The following three dictionaries are given:

The information has been extracted from a tree structure. The dictionaries show the parent-child relationship.

root
|
|_A
| |__C
| |
| |__D
|    |
|    |__E
|    |  
|    |__F
|
|__B

dict1 = {"A":300, "B":200}
dict2 = {"A": {"C":100, "D":200}}
dict3 = {"D": {"E":100, "F":100}} 

The result should look like this:

dict_result = {"C":100, "E":100, "F":100, "B":200}

"A" (key and value) in Dict1 should be replaced with the value from Dict2 with the key "A". The same should be applied for "D" in Dict2 with the specific value from Dict3. The order of the result should look like showed above in dict_result.

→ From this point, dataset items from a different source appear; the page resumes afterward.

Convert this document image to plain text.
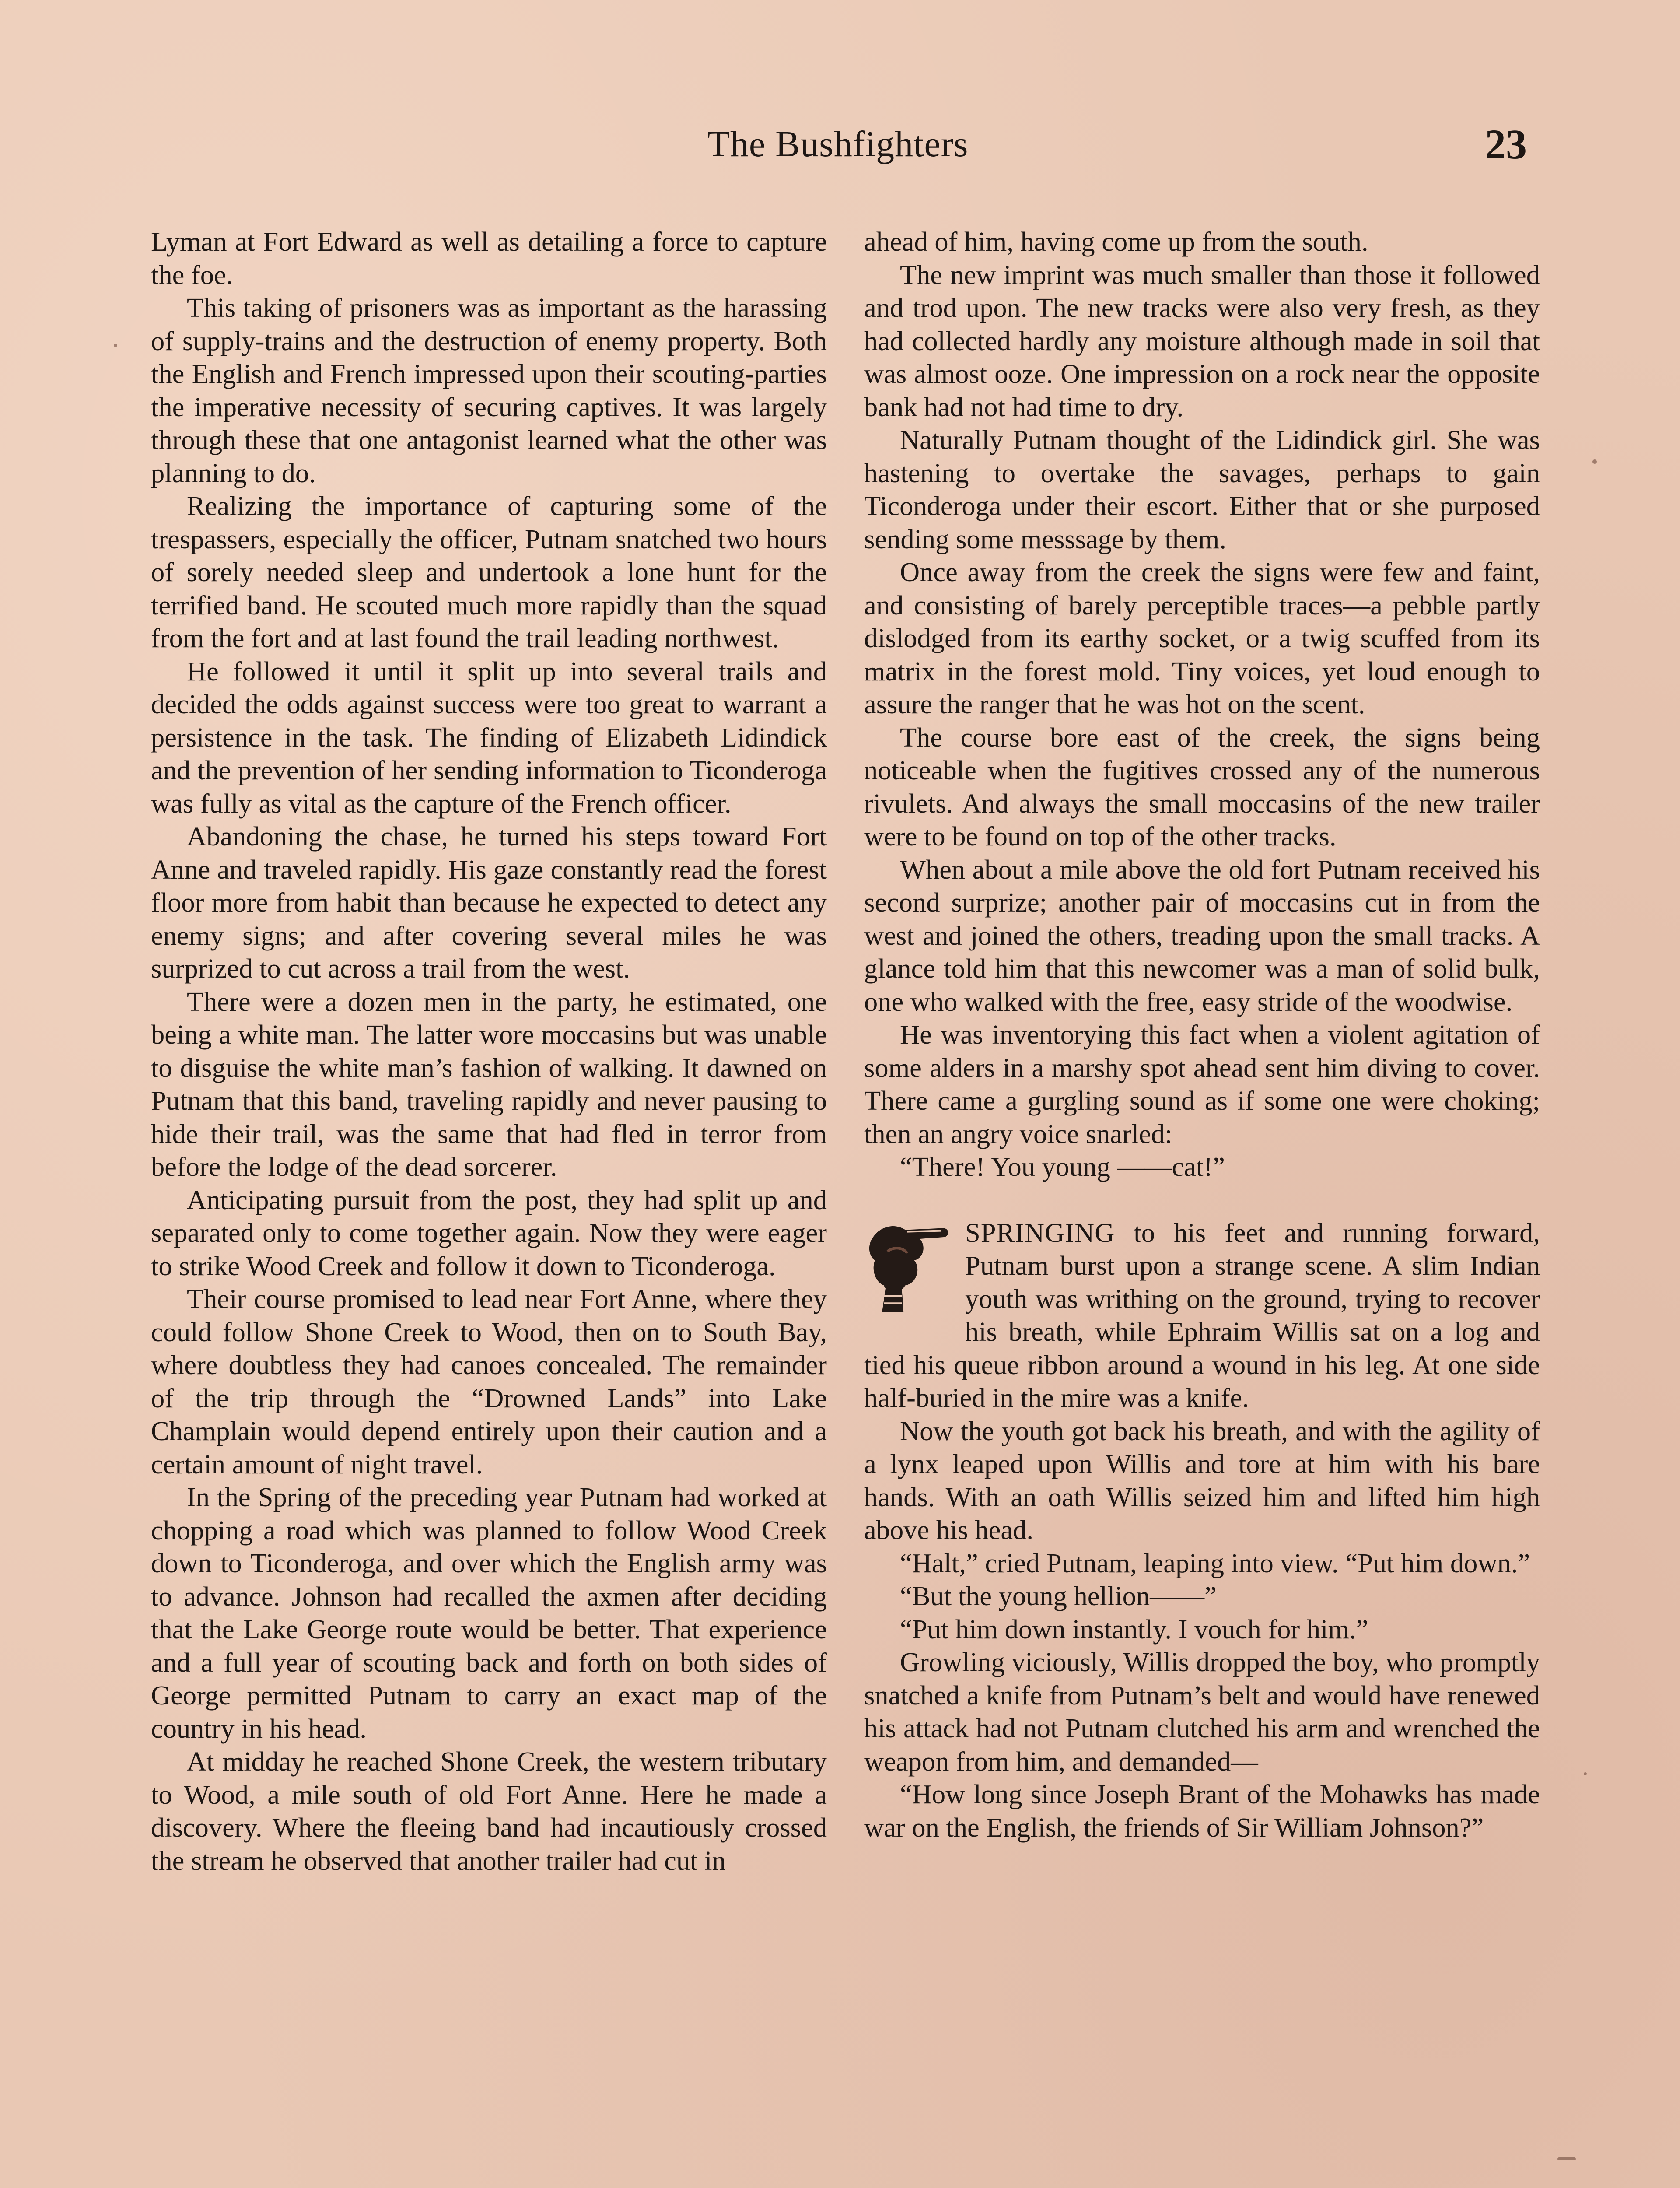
The Bushfighters	23

Lyman at Fort Edward as well as detailing a force to capture the foe.

This taking of prisoners was as important as the harassing of supply-trains and the destruction of enemy property. Both the English and French impressed upon their scouting-parties the imperative necessity of securing captives. It was largely through these that one antagonist learned what the other was planning to do.

Realizing the importance of capturing some of the trespassers, especially the officer, Putnam snatched two hours of sorely needed sleep and undertook a lone hunt for the terrified band. He scouted much more rapidly than the squad from the fort and at last found the trail leading northwest.

He followed it until it split up into several trails and decided the odds against success were too great to warrant a persistence in the task. The finding of Elizabeth Lidindick and the prevention of her sending information to Ticonderoga was fully as vital as the capture of the French officer.

Abandoning the chase, he turned his steps toward Fort Anne and traveled rapidly. His gaze constantly read the forest floor more from habit than because he expected to detect any enemy signs; and after covering several miles he was surprized to cut across a trail from the west.

There were a dozen men in the party, he estimated, one being a white man. The latter wore moccasins but was unable to disguise the white man’s fashion of walking. It dawned on Putnam that this band, traveling rapidly and never pausing to hide their trail, was the same that had fled in terror from before the lodge of the dead sorcerer.

Anticipating pursuit from the post, they had split up and separated only to come together again. Now they were eager to strike Wood Creek and follow it down to Ticonderoga.

Their course promised to lead near Fort Anne, where they could follow Shone Creek to Wood, then on to South Bay, where doubtless they had canoes concealed. The remainder of the trip through the “Drowned Lands” into Lake Champlain would depend entirely upon their caution and a certain amount of night travel.

In the Spring of the preceding year Putnam had worked at chopping a road which was planned to follow Wood Creek down to Ticonderoga, and over which the English army was to advance. Johnson had recalled the axmen after deciding that the Lake George route would be better. That experience and a full year of scouting back and forth on both sides of George permitted Putnam to carry an exact map of the country in his head.

At midday he reached Shone Creek, the western tributary to Wood, a mile south of old Fort Anne. Here he made a discovery. Where the fleeing band had incautiously crossed the stream he observed that another trailer had cut in

ahead of him, having come up from the south.

The new imprint was much smaller than those it followed and trod upon. The new tracks were also very fresh, as they had collected hardly any moisture although made in soil that was almost ooze. One impression on a rock near the opposite bank had not had time to dry.

Naturally Putnam thought of the Lidindick girl. She was hastening to overtake the savages, perhaps to gain Ticonderoga under their escort. Either that or she purposed sending some messsage by them.

Once away from the creek the signs were few and faint, and consisting of barely perceptible traces—a pebble partly dislodged from its earthy socket, or a twig scuffed from its matrix in the forest mold. Tiny voices, yet loud enough to assure the ranger that he was hot on the scent.

The course bore east of the creek, the signs being noticeable when the fugitives crossed any of the numerous rivulets. And always the small moccasins of the new trailer were to be found on top of the other tracks.

When about a mile above the old fort Putnam received his second surprize; another pair of moccasins cut in from the west and joined the others, treading upon the small tracks. A glance told him that this newcomer was a man of solid bulk, one who walked with the free, easy stride of the woodwise.

He was inventorying this fact when a violent agitation of some alders in a marshy spot ahead sent him diving to cover. There came a gurgling sound as if some one were choking; then an angry voice snarled:

“There! You young ——cat!”

SPRINGING to his feet and running forward, Putnam burst upon a strange scene. A slim Indian youth was writhing on the ground, trying to recover his breath, while Ephraim Willis sat on a log and tied his queue ribbon around a wound in his leg. At one side half-buried in the mire was a knife.

Now the youth got back his breath, and with the agility of a lynx leaped upon Willis and tore at him with his bare hands. With an oath Willis seized him and lifted him high above his head.

“Halt,” cried Putnam, leaping into view. “Put him down.”

“But the young hellion——”

“Put him down instantly. I vouch for him.”

Growling viciously, Willis dropped the boy, who promptly snatched a knife from Putnam’s belt and would have renewed his attack had not Putnam clutched his arm and wrenched the weapon from him, and demanded—

“How long since Joseph Brant of the Mohawks has made war on the English, the friends of Sir William Johnson?”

I tried some recursive stuff and with a try, I combined all the dicitonaries into one nested one, but I still can't find a solution

dict_nested = {"A":{"C":100, "D":{"E":100, "F":100}}, "B":200}

additional Information:

• Dict1 has already Information about "A". But there is some more specific information within other sources which we dont want to loose.
• The order of every Dictionary is important and should not changed.
• Dtypes of keys are always strings / Dtypes of values are either Integers or another dictionary (somtimes nested).

Answer 1

So, assuming all the rest of the dictionaries are similar in type to dict2 and dict3 (and only dict1 is different), you can use the following recursion:

from typing import List, Dict

def func(dct: Dict[str, int], rest: List[Dict[str, Dict[str, int]]]):
    if not rest:
        return dct
    first = rest[0]
    res = {}
    for key, value in dct.items():
        if key in first:
            res.update(first[key])
        else:
            res[key] = value
    return func(res, rest[1:])

And then, to use it in the following way:

dict1 = {"A":300, "B":200}
dict2 = {"A": {"C":100, "D":200}}
dict3 = {"D": {"E":100, "F":100}}
func(dict1, [dict2, dict3])  # {'C': 100, 'E': 100, 'F': 100, 'B': 200}